Providing information requests and receipt of replies under current conditions mostly do not require any direct personal contact, thus there is no threat to health of requesters or persons in charge of providing the information.
It shall be noted that the special law in the field of preventing the spread of infectious diseases includes stricter requirements on provision of information to citizens. Thus, citizens and their associations are entitled to receive the true information on the epidemic situation in Ukraine. Public officials of authorities and institutions are liable under the law for refusal to provide information, for deliberate distortion or hiding of objective data on the prevalence of infectious diseases. Citizens are entitled to receive information on emergencies or hazardous events that have developed or may develop, also in a format accessible to persons with visual and hearing impairments. Citizens are entitled to true and timely information on their health condition and health of population, as well as about the available and possible risk factors for their health, and their severity.
OPORA fully upholds the position of the Commissioner of the Verkhovna Rada of Ukraine on Human Rights not to support the draft law on the postponement of consideration of requests and enquiries during the quarantine, since the proposed provisions of the draft law largely restrict an individual’s right to information and requests secured by Article 10 of the Convention on the Protection of Human Rights and Fundamental Freedoms.

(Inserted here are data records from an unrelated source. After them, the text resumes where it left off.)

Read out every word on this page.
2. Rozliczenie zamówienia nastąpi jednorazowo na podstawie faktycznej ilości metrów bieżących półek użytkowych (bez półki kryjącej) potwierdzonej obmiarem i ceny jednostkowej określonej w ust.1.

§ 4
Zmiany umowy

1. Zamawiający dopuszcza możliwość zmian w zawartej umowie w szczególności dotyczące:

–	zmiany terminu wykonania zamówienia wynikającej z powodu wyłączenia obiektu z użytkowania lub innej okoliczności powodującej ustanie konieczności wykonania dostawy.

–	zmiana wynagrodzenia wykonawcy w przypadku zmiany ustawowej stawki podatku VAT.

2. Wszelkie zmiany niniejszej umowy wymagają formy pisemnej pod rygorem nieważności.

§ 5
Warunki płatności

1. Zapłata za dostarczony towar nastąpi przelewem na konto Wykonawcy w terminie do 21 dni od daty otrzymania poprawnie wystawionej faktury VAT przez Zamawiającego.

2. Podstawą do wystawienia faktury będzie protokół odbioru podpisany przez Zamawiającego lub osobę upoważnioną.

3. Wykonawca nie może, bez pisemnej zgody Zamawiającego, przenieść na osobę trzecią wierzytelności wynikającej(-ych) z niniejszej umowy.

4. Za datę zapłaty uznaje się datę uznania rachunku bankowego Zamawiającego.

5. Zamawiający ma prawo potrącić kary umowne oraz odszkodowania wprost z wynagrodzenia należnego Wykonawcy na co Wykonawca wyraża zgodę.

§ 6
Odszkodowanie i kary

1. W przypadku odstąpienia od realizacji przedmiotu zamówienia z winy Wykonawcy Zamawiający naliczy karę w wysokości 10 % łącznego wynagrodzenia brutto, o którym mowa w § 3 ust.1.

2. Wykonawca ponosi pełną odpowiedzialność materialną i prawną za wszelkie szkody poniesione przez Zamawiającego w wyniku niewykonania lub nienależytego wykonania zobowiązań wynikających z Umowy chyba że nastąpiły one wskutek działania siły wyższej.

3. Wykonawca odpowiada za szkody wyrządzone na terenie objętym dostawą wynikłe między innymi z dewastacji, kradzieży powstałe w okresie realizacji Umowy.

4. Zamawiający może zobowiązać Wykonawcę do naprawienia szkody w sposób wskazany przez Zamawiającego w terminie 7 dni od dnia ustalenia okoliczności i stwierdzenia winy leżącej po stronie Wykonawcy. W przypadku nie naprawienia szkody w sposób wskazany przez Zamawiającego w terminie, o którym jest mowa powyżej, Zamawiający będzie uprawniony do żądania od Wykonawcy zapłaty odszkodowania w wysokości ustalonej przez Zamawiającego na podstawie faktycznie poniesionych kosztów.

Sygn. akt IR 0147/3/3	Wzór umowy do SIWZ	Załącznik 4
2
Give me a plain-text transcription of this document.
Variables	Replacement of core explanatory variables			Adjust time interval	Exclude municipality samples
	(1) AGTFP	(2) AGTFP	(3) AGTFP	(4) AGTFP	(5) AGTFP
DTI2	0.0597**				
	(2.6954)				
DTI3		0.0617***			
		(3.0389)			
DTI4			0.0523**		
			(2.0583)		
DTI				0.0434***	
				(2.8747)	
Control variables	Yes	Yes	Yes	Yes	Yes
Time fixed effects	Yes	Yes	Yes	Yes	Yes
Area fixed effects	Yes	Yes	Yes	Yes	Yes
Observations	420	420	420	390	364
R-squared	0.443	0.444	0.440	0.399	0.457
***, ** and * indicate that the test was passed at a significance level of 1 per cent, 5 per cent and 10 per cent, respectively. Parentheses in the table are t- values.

It shall be noted that in addition to the generally recognized right to information, the draft law provisions restrict professional rights of lawyers to exercise their legal activities through receiving information to their lawyer’s enquiry. Restriction of the lawyer’s right to submit the lawyer’s enquiry affects the exercise of the right to legal assistance and the right to protection. With the lawyers disempowered to promptly receive information necessary to collect evidence in the court to defend the defendant, or to represent the client’s interests in court, an individuals’ right to professional legal assistance and efficient judicial protection is restricted.
We hereby emphasize that pursuant to Article 15 of the Convention on Human Rights, in time of war or other public emergency threatening the life of nation, any High Contracting Party may take measures derogating from its obligations under this Convention. It is occurring to the extent strictly required by the exigency of the situation, provided that such measures are not inconsistent with its other obligations under international law. Any High Contracting Party availing itself of this right of derogation shall keep the Secretary General of the Council of Europe informed of the measures which it has taken and the reasons therefor.
To date, Ukraine has not yet submitted to the Council of Europe any respective request for derogation (intention to defy the provisions of the Convention on Protection of Human Rights and Fundamental Freedoms). Therefore, the disempowerment on a legislative level contradicts the Convention and the practice of its application. In the future, it may lead to substantial economic losses due to satisfaction of complaints from citizens of Ukraine on infringement of rights during the special period.